Las sutilezas y argucias legales que han caracterizado la carrera deportiva de Oscar Pistorius, también podrían resultar cruciales en el juicio criminal que se avecina en Pretoria, si la vista judicial preliminar (suspendida hasta el viernes) resulta en su enjuiciamiento por el homicidio de su novia, Reeva Steenkamp, quien fue hallada muerta con varios disparos en la residencia de la estrella paralímpica.

Se ha informado que la policía lo ha acusado del asesinato de la bella modelo, de 29 años, pero los abogados de Pistorius -el primer amputado doble en correr en los Juegos Olímpicos- presumiblemente alegarán que se trató de un homicidio simple o en un estado de emoción violenta.

Lea: Pistorius enfrenta cargos por homicidio de su novia

La diferencia es importante, porque el homicidio simple no conlleva el agravante de la premeditación, mientras que la emoción es un atenuante.

También se podría alegar, como hicieron fuentes del ámbito deportivo y amigos del atleta, que fue un accidente, que creyó disparar contra un ladrón.

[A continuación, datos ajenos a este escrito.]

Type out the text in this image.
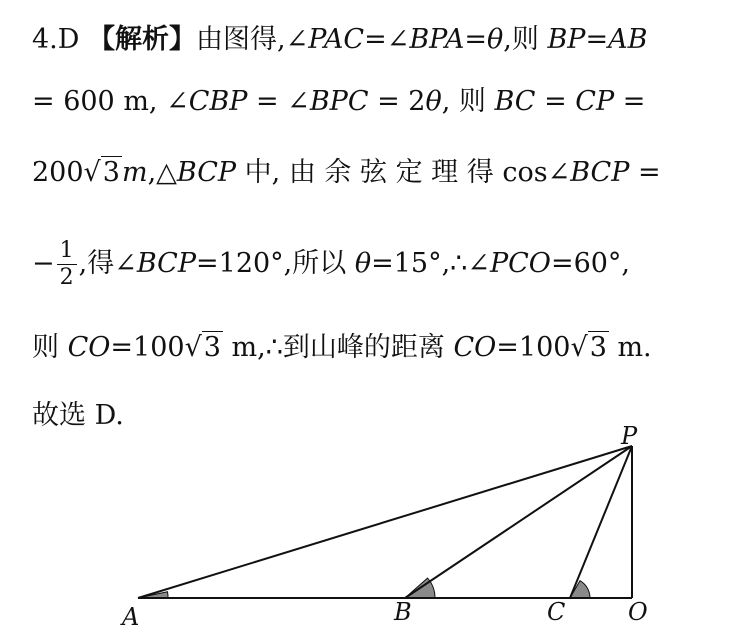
4.D 【解析】由图得,∠PAC=∠BPA=θ,则 BP=AB
= 600 m, ∠CBP = ∠BPC = 2θ, 则 BC = CP =
200√3m,△BCP 中, 由 余 弦 定 理 得 cos∠BCP =
− $\frac{1}{2}$ ,得∠BCP=120°,所以 θ=15°,∴∠PCO=60°,
则 CO=100√3 m,∴到山峰的距离 CO=100√3 m.
故选 D.
P
A	B	C	O
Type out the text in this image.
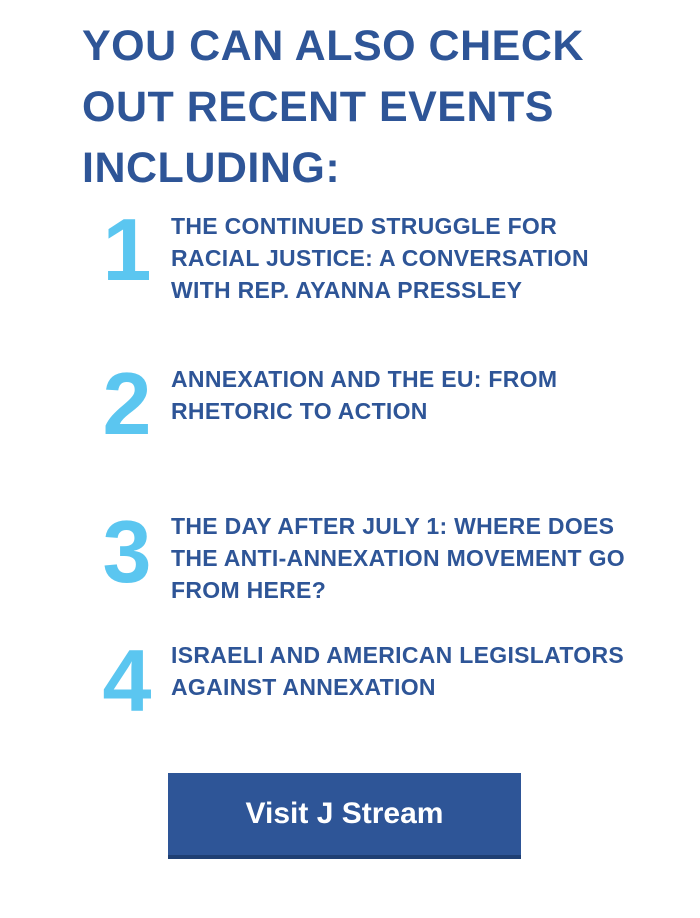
YOU CAN ALSO CHECK
OUT RECENT EVENTS
INCLUDING:
1 THE CONTINUED STRUGGLE FOR RACIAL JUSTICE: A CONVERSATION WITH REP. AYANNA PRESSLEY
2 ANNEXATION AND THE EU: FROM RHETORIC TO ACTION
3 THE DAY AFTER JULY 1: WHERE DOES THE ANTI-ANNEXATION MOVEMENT GO FROM HERE?
4 ISRAELI AND AMERICAN LEGISLATORS AGAINST ANNEXATION
Visit J Stream
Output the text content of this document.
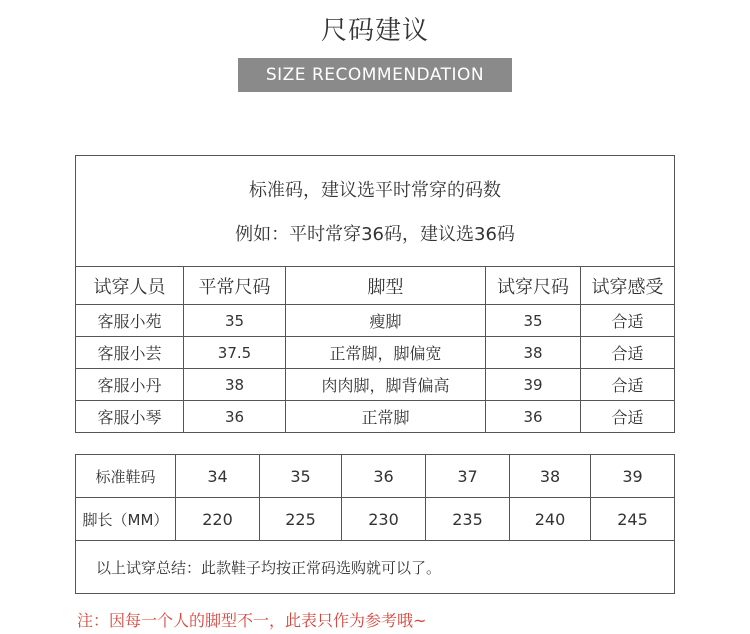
尺码建议
SIZE RECOMMENDATION
标准码，建议选平时常穿的码数
例如：平时常穿36码，建议选36码				

试穿人员	平常尺码	脚型	试穿尺码	试穿感受
客服小苑	35	瘦脚	35	合适
客服小芸	37.5	正常脚，脚偏宽	38	合适
客服小丹	38	肉肉脚，脚背偏高	39	合适
客服小琴	36	正常脚	36	合适
标准鞋码	34	35	36	37	38	39
脚长（MM）	220	225	230	235	240	245
以上试穿总结：此款鞋子均按正常码选购就可以了。						
注：因每一个人的脚型不一，此表只作为参考哦~
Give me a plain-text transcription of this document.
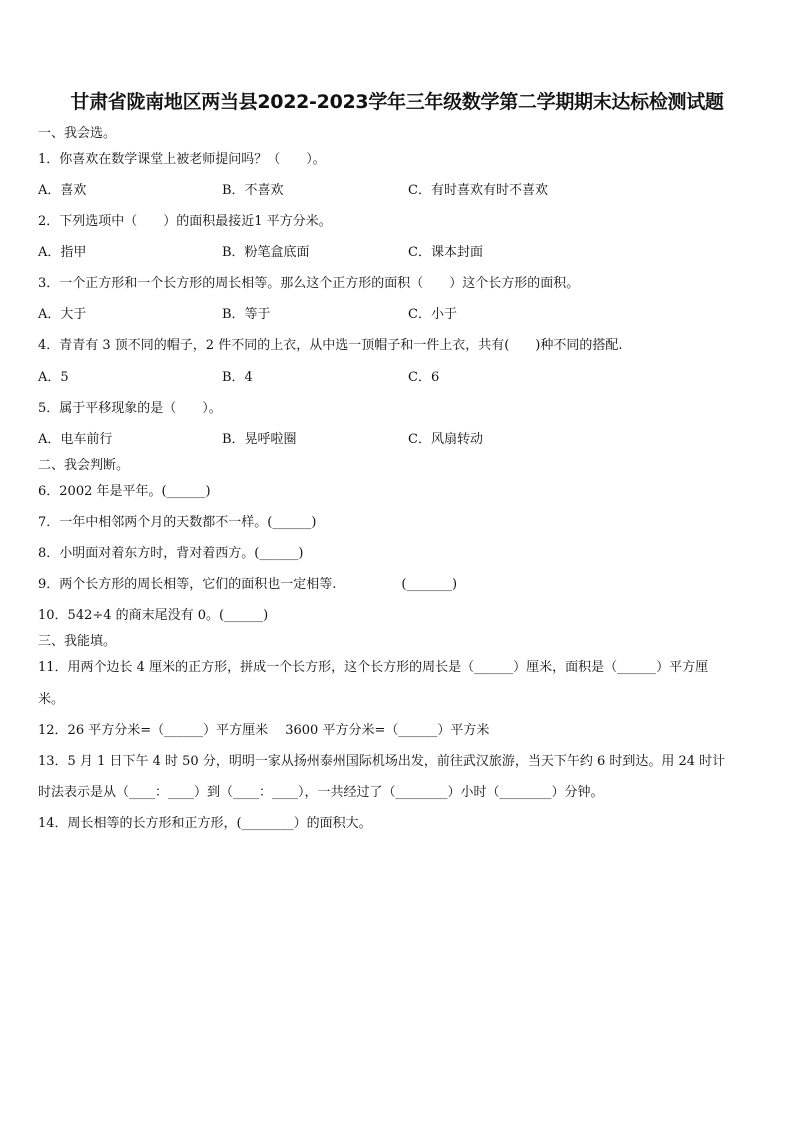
甘肃省陇南地区两当县2022-2023学年三年级数学第二学期期末达标检测试题
一、我会选。
1．你喜欢在数学课堂上被老师提问吗？（　　）。
A．喜欢	B．不喜欢	C．有时喜欢有时不喜欢
2．下列选项中（　　）的面积最接近1 平方分米。
A．指甲	B．粉笔盒底面	C．课本封面
3．一个正方形和一个长方形的周长相等。那么这个正方形的面积（　　）这个长方形的面积。
A．大于	B．等于	C．小于
4．青青有 3 顶不同的帽子，2 件不同的上衣，从中选一顶帽子和一件上衣，共有(　　)种不同的搭配.
A．5	B．4	C．6
5．属于平移现象的是（　　）。
A．电车前行	B．晃呼啦圈	C．风扇转动
二、我会判断。
6．2002 年是平年。(______)
7．一年中相邻两个月的天数都不一样。(______)
8．小明面对着东方时，背对着西方。(______)
9．两个长方形的周长相等，它们的面积也一定相等.　　　　　(_______)
10．542÷4 的商末尾没有 0。(______)
三、我能填。
11．用两个边长 4 厘米的正方形，拼成一个长方形，这个长方形的周长是（______）厘米，面积是（______）平方厘
米。
12．26 平方分米=（______）平方厘米　 3600 平方分米=（______）平方米
13．5 月 1 日下午 4 时 50 分，明明一家从扬州泰州国际机场出发，前往武汉旅游，当天下午约 6 时到达。用 24 时计
时法表示是从（____：____）到（____：____），一共经过了（________）小时（________）分钟。
14．周长相等的长方形和正方形，(________）的面积大。
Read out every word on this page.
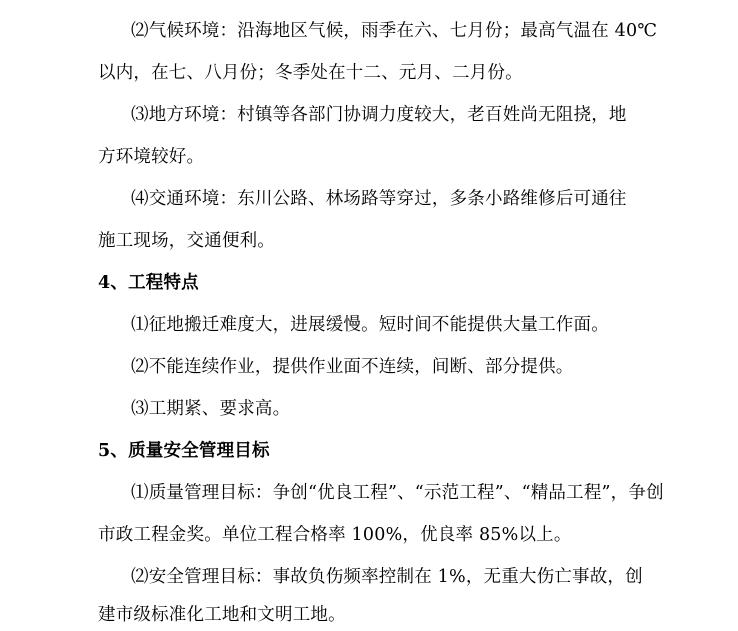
⑵气候环境：沿海地区气候，雨季在六、七月份；最高气温在 40℃
以内，在七、八月份；冬季处在十二、元月、二月份。
⑶地方环境：村镇等各部门协调力度较大，老百姓尚无阻挠，地
方环境较好。
⑷交通环境：东川公路、林场路等穿过，多条小路维修后可通往
施工现场，交通便利。
4、工程特点
⑴征地搬迁难度大，进展缓慢。短时间不能提供大量工作面。
⑵不能连续作业，提供作业面不连续，间断、部分提供。
⑶工期紧、要求高。
5、质量安全管理目标
⑴质量管理目标：争创“优良工程”、“示范工程”、“精品工程”，争创
市政工程金奖。单位工程合格率 100%，优良率 85%以上。
⑵安全管理目标：事故负伤频率控制在 1%，无重大伤亡事故，创
建市级标准化工地和文明工地。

En Sudáfrica existe una obsesión con la seguridad, debido al elevado número de asesinatos, asaltos y robos. La casa de Pistorius está ubicada en uno de los barrios privados más exclusivos y por consiguiente vigilados de la ciudad, pero esa vigilancia no hace que los ciudadanos bajen la guardia. Al contrario.

El periodista Jonathan McEvoy, del diario británico Daily Mail, visitó hace un tiempo a Pistorius en la misma casa donde la policía lo detuvo. Así describe el cuarto del dueño de casa:

"En el dormitorio, Oscar tiene sendos bates de cricket y de beisbol detrás de la puerta, un revolver en la mesa de noche y una subametralladora al lado de la ventana".

Carácter complicado

Image caption Reeva Steenkamp fue hallada muerta con disparos en la cabeza y el brazo.

A priori, esto parece apuntar a la posibilidad de un accidente, pero la celeridad de la acusación policial y el hecho de que las versiones hablen de más de un balazo en la cabeza de la víctima, son indicios de otro tipo de circunstancias.

La tipificación del delito quedará en claro tras la vista preliminar, que se ha demorado para facilitar el acceso de discapacitados al edificio del tribunal.

En cualquier caso, los acontecimientos iluminarán con una luz negativa ciertos rasgos del carácter de Pistorius.

Este es el escándalo más grave en el que Pistorius se ha visto implicado, aunque no el primero.

Luchó contra la burocracia deportiva durante muchos años, hasta forzar el reconocimiento para competir con los atletas hábiles en los Juegos Olímpicos.

Su carácter impulsivo había tenido una manifestación negativa en los Juegos Paralímpicos de Londres, cuando objetó el triunfo del brasileño Alan Oliveira, que lo superó en la final de los 200 metros. Calificó de "ridículo" el hecho de que las prótesis "demasiado largas" de Oliveira lo hicieran "increíblemente alto".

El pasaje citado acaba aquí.